Ama bizlerin çok…pek çok umurunda bu sebeple bunca yönetmelik değişikliklerinden bu yazımın konusu olanlardan birkaç örnekle durumu somutlaştırayım ki kendi felsefeleri açısından çabalarının hiç de boş olmadığını ve fakat eğitimin niteliğinin ise tarumar edildiğini görmüş olalım….
Örneğin
Proje okullardan sayılan bir fen lisesinde( ilk yazımda belirttiğim gibi binde bir ya da en düşüğü yüzde birle girilen bu okullarda) 9. Sınıf bir öğrenci 5 ders saati din türevi dersler alırken 2 saat fizik, 2 saat kimya, 2 saat biyoloji, 0 (sıfır) felsefe ki bilimlerin kökenidir ve 0 (sıfır)Almanca ya da hiçbir ikinci dil olmayan müfredat ile öğretim yapıyor.
Devam edelim yine bu 18 kez değişiklikleri ile
Tüm okulların idareci atamalarını da dizayna soktular. Şöyle ki bugün proje okul dedikleri fen liseleri ve köklü birçok Anadolu liselerinde önceki yönetmeliğe göre idareci olma kriterlerinden biri adayların “fizik kimya biyoloji ve matematik branşlarından herhangi birinden seçilmesi” denilirdi. Bu alanlardan başvuru olmaması halinde sosyal bilimler alanında branş sıralaması yapmış olmasıydı. Bu maddeyle birlikte birçok kriteri gözeten işte bu yönetmelik değiştirildi ve tüm bu şartlar kaldırıldı.

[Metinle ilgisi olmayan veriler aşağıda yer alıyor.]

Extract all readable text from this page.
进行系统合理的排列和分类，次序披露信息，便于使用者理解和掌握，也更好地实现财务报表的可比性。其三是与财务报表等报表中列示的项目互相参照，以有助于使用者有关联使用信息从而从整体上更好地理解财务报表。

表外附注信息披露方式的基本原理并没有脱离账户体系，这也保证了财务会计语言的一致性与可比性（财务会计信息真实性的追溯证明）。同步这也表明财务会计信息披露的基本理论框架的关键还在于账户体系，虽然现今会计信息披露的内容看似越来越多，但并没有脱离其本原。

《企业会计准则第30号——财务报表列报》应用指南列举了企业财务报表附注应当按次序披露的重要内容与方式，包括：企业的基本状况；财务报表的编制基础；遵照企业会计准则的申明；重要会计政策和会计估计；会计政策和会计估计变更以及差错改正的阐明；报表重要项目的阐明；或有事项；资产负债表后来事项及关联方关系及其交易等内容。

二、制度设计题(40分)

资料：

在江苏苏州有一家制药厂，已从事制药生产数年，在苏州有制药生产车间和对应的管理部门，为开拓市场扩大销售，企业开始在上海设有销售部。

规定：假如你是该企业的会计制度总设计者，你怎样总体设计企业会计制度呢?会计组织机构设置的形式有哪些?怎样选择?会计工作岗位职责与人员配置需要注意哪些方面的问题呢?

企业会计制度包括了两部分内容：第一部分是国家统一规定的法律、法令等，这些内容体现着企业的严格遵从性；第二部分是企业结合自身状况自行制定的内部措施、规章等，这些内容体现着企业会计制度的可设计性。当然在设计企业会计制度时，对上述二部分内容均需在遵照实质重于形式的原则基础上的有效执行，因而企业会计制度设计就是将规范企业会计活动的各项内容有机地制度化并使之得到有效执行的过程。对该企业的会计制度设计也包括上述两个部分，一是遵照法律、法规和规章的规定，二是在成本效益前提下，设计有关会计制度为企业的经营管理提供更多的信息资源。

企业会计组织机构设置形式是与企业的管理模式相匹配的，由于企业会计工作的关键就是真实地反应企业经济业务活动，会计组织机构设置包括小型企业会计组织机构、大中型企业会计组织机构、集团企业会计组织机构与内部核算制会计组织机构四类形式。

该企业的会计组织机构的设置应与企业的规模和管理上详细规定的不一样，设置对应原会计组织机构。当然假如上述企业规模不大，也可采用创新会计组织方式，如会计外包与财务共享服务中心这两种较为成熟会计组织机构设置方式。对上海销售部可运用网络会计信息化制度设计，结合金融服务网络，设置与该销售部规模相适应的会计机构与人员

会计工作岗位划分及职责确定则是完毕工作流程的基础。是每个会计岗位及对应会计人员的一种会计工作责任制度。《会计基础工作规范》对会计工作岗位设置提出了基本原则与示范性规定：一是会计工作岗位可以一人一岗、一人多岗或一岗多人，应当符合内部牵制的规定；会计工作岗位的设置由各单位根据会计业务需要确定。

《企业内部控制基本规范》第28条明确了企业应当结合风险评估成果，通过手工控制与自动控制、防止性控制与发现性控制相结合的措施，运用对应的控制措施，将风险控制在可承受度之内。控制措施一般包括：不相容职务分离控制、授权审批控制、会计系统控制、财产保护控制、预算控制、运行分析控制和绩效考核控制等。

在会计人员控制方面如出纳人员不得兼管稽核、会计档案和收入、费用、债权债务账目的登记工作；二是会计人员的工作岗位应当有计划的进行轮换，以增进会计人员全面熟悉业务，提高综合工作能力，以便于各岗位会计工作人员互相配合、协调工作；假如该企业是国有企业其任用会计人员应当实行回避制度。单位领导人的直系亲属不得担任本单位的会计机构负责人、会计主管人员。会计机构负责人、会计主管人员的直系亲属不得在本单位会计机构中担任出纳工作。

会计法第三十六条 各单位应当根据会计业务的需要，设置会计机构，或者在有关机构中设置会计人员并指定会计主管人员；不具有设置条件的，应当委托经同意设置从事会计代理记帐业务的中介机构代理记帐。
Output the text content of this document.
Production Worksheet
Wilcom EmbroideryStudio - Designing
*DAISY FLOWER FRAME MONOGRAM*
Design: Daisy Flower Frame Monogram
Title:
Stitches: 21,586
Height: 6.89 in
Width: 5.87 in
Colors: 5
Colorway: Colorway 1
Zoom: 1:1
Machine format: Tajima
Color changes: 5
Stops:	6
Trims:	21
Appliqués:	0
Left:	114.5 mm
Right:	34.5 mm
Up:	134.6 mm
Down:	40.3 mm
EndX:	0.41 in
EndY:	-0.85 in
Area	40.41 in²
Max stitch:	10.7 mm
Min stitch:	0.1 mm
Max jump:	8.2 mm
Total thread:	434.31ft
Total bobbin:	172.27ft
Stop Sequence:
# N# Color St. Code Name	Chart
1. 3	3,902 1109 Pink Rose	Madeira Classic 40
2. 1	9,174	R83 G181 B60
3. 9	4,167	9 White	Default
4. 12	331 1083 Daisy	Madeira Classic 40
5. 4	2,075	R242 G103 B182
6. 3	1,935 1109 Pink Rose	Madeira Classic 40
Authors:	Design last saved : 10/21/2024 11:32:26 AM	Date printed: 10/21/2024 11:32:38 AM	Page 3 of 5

Gerçi yönetmelik bu kadar açıkken bile bir din bilgisi öğretmeni Mersin Eyüp Aygar Fen Lisesi Müdürlüğünü yıllarca yaptı bir ara Yahya Akel Fen lisesi ile birlikte her ikisine birden idarecilik yaptı/yaptırıldı…ve o yönetmelik kimsenin umurunda değildi…
Neyse ki zaten işlemeyen bu gibi şart şurtlar da 18 kez içinden birinde kaldırılıp, yazılı sınavlara bir de yüzdelik oranı daha yüksek mülakat tiyatrosu da eklenince
yani “bendensin -değilsin...”tarafsın - bertarafsın, “biat et rahat et” “a cemaat- b tarikat ” mülakatları ile sistemi kendileri için daha kolay işletilir hale sokup ta okulların müdürleri/idarecileri bu yollarla koltuklarına muhkemleştirilince
Gelecek hamlelerden ne beklersiniz
o koltuğa muhkemleşmenin yolunu iyi bilen idare kadroları eşyanın tabiatına aykırı davranmayıp diyet ödeme sırasını atlamadan beyinleri değil göbekleri ile bağlı oldukları sistemde kendilerinin atanma yol ve yöntemlerini kopyalayarak uygulamazlar mı?
ya da uygulamaları için gerekli talimatları almazlar mı?
Hey zaman!!! neler gösterdi… Varın ölçün niteliği siz…
Oysa bu fen liselerinde bu Anadolu liselerinde idarecilik yapmak çok seçkinlik gerektirirken aynı seçkinlik bu okullarda öğretmenlik yapılabilmesi için de geçerliydi. Mesela bu okullarda öğretmenlik için yabancı dil bilme şartı yanında alanında yeterlilik düzeyleri ile genel kültürü de beraberinde ölçen merkezi sınavları kazanma şartları gibi birçok madde vardı.
Peki bu eğitim sisteminde, bir yönetmelik ile değiştiremedikleri ne kaldı hocam derseniz
Öğrencilerin adı değişen ve fakat her zaman girmek zorunda oldukları sınavlar ve bu sınavlar için ailelerinin her yıl katlanarak döktükleri milyon milyon liralar…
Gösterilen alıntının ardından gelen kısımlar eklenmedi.